Selasa 06 Dec 2016 08:33 WIB

Rusia, Cina, dan Venezuela Tolak Rencana Gencatan Senjata di Aleppo

Rep: Lida Puspaningtyas/ Red: Nur Aini
Asap pekat membubung di sejumlah apartemen yang terkena serangan bom di kawasan Distrik Saif Ad-Daulah di Aleppo, Suriah.
Foto: AP Photo/Manu Brab
Asap pekat membubung di sejumlah apartemen yang terkena serangan bom di kawasan Distrik Saif Ad-Daulah di Aleppo, Suriah.

REPUBLIKA.CO.ID, NEW YORK -- Rusia, Cina, dan Venezuela memveto rancangan resolusi yang menyerukan gencatan senjata di Aleppo selama tujuh hari, Senin (5/12). Dokumen itu didukung oleh 11 negara anggota Dewan Keamanan. Angola memilih abstein.
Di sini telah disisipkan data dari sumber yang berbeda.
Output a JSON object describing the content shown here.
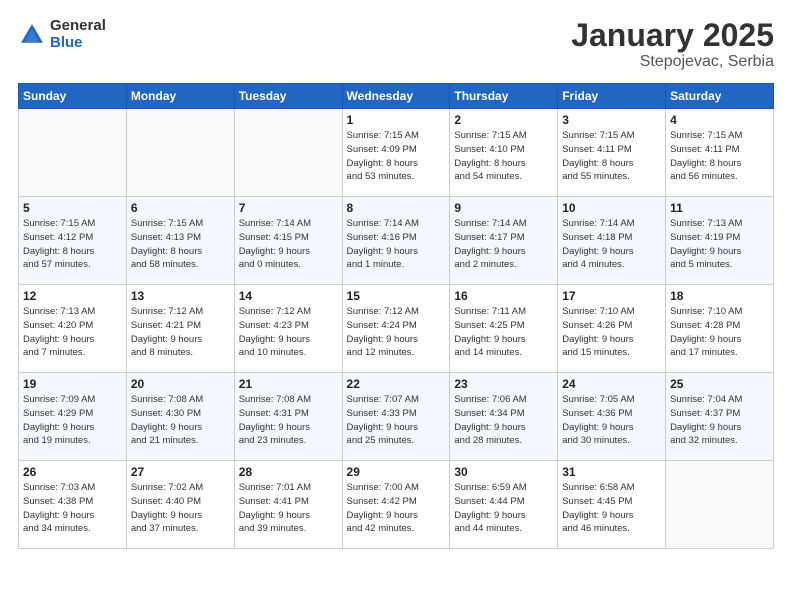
{
  "logo": {
    "general": "General",
    "blue": "Blue"
  },
  "title": "January 2025",
  "location": "Stepojevac, Serbia",
  "weekdays": [
    "Sunday",
    "Monday",
    "Tuesday",
    "Wednesday",
    "Thursday",
    "Friday",
    "Saturday"
  ],
  "weeks": [
    [
      {
        "day": "",
        "info": ""
      },
      {
        "day": "",
        "info": ""
      },
      {
        "day": "",
        "info": ""
      },
      {
        "day": "1",
        "info": "Sunrise: 7:15 AM\nSunset: 4:09 PM\nDaylight: 8 hours\nand 53 minutes."
      },
      {
        "day": "2",
        "info": "Sunrise: 7:15 AM\nSunset: 4:10 PM\nDaylight: 8 hours\nand 54 minutes."
      },
      {
        "day": "3",
        "info": "Sunrise: 7:15 AM\nSunset: 4:11 PM\nDaylight: 8 hours\nand 55 minutes."
      },
      {
        "day": "4",
        "info": "Sunrise: 7:15 AM\nSunset: 4:11 PM\nDaylight: 8 hours\nand 56 minutes."
      }
    ],
    [
      {
        "day": "5",
        "info": "Sunrise: 7:15 AM\nSunset: 4:12 PM\nDaylight: 8 hours\nand 57 minutes."
      },
      {
        "day": "6",
        "info": "Sunrise: 7:15 AM\nSunset: 4:13 PM\nDaylight: 8 hours\nand 58 minutes."
      },
      {
        "day": "7",
        "info": "Sunrise: 7:14 AM\nSunset: 4:15 PM\nDaylight: 9 hours\nand 0 minutes."
      },
      {
        "day": "8",
        "info": "Sunrise: 7:14 AM\nSunset: 4:16 PM\nDaylight: 9 hours\nand 1 minute."
      },
      {
        "day": "9",
        "info": "Sunrise: 7:14 AM\nSunset: 4:17 PM\nDaylight: 9 hours\nand 2 minutes."
      },
      {
        "day": "10",
        "info": "Sunrise: 7:14 AM\nSunset: 4:18 PM\nDaylight: 9 hours\nand 4 minutes."
      },
      {
        "day": "11",
        "info": "Sunrise: 7:13 AM\nSunset: 4:19 PM\nDaylight: 9 hours\nand 5 minutes."
      }
    ],
    [
      {
        "day": "12",
        "info": "Sunrise: 7:13 AM\nSunset: 4:20 PM\nDaylight: 9 hours\nand 7 minutes."
      },
      {
        "day": "13",
        "info": "Sunrise: 7:12 AM\nSunset: 4:21 PM\nDaylight: 9 hours\nand 8 minutes."
      },
      {
        "day": "14",
        "info": "Sunrise: 7:12 AM\nSunset: 4:23 PM\nDaylight: 9 hours\nand 10 minutes."
      },
      {
        "day": "15",
        "info": "Sunrise: 7:12 AM\nSunset: 4:24 PM\nDaylight: 9 hours\nand 12 minutes."
      },
      {
        "day": "16",
        "info": "Sunrise: 7:11 AM\nSunset: 4:25 PM\nDaylight: 9 hours\nand 14 minutes."
      },
      {
        "day": "17",
        "info": "Sunrise: 7:10 AM\nSunset: 4:26 PM\nDaylight: 9 hours\nand 15 minutes."
      },
      {
        "day": "18",
        "info": "Sunrise: 7:10 AM\nSunset: 4:28 PM\nDaylight: 9 hours\nand 17 minutes."
      }
    ],
    [
      {
        "day": "19",
        "info": "Sunrise: 7:09 AM\nSunset: 4:29 PM\nDaylight: 9 hours\nand 19 minutes."
      },
      {
        "day": "20",
        "info": "Sunrise: 7:08 AM\nSunset: 4:30 PM\nDaylight: 9 hours\nand 21 minutes."
      },
      {
        "day": "21",
        "info": "Sunrise: 7:08 AM\nSunset: 4:31 PM\nDaylight: 9 hours\nand 23 minutes."
      },
      {
        "day": "22",
        "info": "Sunrise: 7:07 AM\nSunset: 4:33 PM\nDaylight: 9 hours\nand 25 minutes."
      },
      {
        "day": "23",
        "info": "Sunrise: 7:06 AM\nSunset: 4:34 PM\nDaylight: 9 hours\nand 28 minutes."
      },
      {
        "day": "24",
        "info": "Sunrise: 7:05 AM\nSunset: 4:36 PM\nDaylight: 9 hours\nand 30 minutes."
      },
      {
        "day": "25",
        "info": "Sunrise: 7:04 AM\nSunset: 4:37 PM\nDaylight: 9 hours\nand 32 minutes."
      }
    ],
    [
      {
        "day": "26",
        "info": "Sunrise: 7:03 AM\nSunset: 4:38 PM\nDaylight: 9 hours\nand 34 minutes."
      },
      {
        "day": "27",
        "info": "Sunrise: 7:02 AM\nSunset: 4:40 PM\nDaylight: 9 hours\nand 37 minutes."
      },
      {
        "day": "28",
        "info": "Sunrise: 7:01 AM\nSunset: 4:41 PM\nDaylight: 9 hours\nand 39 minutes."
      },
      {
        "day": "29",
        "info": "Sunrise: 7:00 AM\nSunset: 4:42 PM\nDaylight: 9 hours\nand 42 minutes."
      },
      {
        "day": "30",
        "info": "Sunrise: 6:59 AM\nSunset: 4:44 PM\nDaylight: 9 hours\nand 44 minutes."
      },
      {
        "day": "31",
        "info": "Sunrise: 6:58 AM\nSunset: 4:45 PM\nDaylight: 9 hours\nand 46 minutes."
      },
      {
        "day": "",
        "info": ""
      }
    ]
  ]
}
Rusia mengatakan dokumen tersebut melanggar peraturan dewan yang mengizinkan negara anggota mempertimbangkan terlebih dahulu minimal 24 jam sebelum ada putusan final. Duta besar Rusia untuk PBB, Vitaly Churkin mengatakan seharusnya pemungutan suara tidak dilakukan sebelum Selasa pukul 11.00 waktu setempat. Menurutnya, anggota dewan berhak menilai situasi agar sampai pada konsensus resolusi.

Ia juga mengatakan penulis resolusi tertekan oleh AS, Inggris, dan Prancis. Resolusi itu diajukan oleh Mesir, Selandia Baru, dan Spanyol. Churkin menyebut aksi tersebut telah provokatif dan merusak upaya internasional untuk membawa perdamaian di Suriah.

AS menolak alasan Rusia dan menyebut negara pimpinan Vladimir Putin itu ingin tetap melanjutkan aktivitas militer. Wakil perwakilan AS di PBB, Michele Sison menuduh Rusia membuat-buat alibi. "Kita tidak akan membiarkan Rusia memperdaya DK," kata dia.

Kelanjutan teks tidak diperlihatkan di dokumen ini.